I say: ‘I guess you won’t have heard about Steve Irwin then?’
‘No,’ Russell says. ‘Do I know him?’
When he was discharged, Russell continues, he was ordered to rest and recuperate, so he was laid up in a beach resort near Tuguegarao. The ash from a volcano simmering nearby kept falling into his orange juice and the waiter took twenty minutes to bring a fresh one, even though there was no one else staying at the resort. When it arrived it was brought personally by the manager who said that all the waiters had evacuated, and perhaps sir might like to consider evacuating too, but Russell had already paid up front and was determined to get his money’s worth, so he said he would stay put until the volcano erupted if he had to, only it didn’t erupt.
Shona says: ‘Wow.’
Over dessert, peaches and cream, Russell asks about a mutual schoolfriend of his and Shona’s.

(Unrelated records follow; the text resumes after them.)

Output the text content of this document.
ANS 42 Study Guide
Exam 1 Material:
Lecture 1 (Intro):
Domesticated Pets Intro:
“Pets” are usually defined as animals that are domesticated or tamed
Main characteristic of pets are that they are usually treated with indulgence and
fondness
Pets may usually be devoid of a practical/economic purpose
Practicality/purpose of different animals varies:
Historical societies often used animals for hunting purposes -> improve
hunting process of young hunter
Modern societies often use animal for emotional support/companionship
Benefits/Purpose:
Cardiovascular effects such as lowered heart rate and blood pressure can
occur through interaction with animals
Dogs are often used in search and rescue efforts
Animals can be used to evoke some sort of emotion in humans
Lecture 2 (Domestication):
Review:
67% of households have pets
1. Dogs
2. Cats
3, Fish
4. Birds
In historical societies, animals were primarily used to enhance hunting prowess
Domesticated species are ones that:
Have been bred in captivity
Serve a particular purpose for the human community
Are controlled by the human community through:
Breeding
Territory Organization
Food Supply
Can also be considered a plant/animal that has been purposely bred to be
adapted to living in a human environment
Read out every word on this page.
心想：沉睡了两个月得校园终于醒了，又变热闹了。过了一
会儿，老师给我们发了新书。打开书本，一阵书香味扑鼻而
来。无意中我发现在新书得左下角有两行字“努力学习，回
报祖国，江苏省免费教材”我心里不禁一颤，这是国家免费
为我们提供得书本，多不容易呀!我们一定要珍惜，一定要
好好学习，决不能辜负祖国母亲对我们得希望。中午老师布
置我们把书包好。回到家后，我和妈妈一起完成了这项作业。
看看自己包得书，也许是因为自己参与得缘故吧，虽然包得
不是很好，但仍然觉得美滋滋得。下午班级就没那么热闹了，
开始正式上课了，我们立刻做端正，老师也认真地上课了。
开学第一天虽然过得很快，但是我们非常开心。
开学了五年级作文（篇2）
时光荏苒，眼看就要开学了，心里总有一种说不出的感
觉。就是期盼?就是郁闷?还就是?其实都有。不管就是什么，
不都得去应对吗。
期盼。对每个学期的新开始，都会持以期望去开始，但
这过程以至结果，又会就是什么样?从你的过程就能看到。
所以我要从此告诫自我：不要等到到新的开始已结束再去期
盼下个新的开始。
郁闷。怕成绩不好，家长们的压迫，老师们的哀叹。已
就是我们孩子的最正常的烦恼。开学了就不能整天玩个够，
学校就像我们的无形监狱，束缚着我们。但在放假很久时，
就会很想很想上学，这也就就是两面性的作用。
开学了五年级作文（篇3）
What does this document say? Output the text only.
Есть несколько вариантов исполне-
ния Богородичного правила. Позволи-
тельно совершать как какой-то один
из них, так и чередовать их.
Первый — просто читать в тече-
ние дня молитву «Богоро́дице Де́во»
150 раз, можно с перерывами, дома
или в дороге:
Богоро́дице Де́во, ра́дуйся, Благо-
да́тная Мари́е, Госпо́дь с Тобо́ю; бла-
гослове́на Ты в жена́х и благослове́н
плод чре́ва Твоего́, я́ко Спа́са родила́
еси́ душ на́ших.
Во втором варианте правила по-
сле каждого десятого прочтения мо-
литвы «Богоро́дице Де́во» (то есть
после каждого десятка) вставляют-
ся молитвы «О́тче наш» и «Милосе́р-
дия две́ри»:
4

Shona is sorry to report that the last she heard their friend, whose name I don’t catch, broke his ankle falling off a ladder and was on crutches. Russell tells of how, while riding a motorbike near Cuzco in the Andes, he hit a condor that hadn’t seen him coming, and nearly fell into a ravine.
‘Didn’t it knock you off your bike?’ I ask.
‘Nearly. It broke the mirror and I lost my deposit. I had bruises the size of dinner plates.’
I clear away our dinner plates and, for the moment, am happy to potter about in the kitchen. I put on the kettle and stack up the dishes. We have a dishwasher, but I am thinking perhaps tonight I will do them by hand. I can hear the music perfectly. When I return with the coffee, Russell is telling Shona a story about how he spent six days in a police lock-up in Lushnje in Albania.
‘What did you do to deserve that?’ I ask.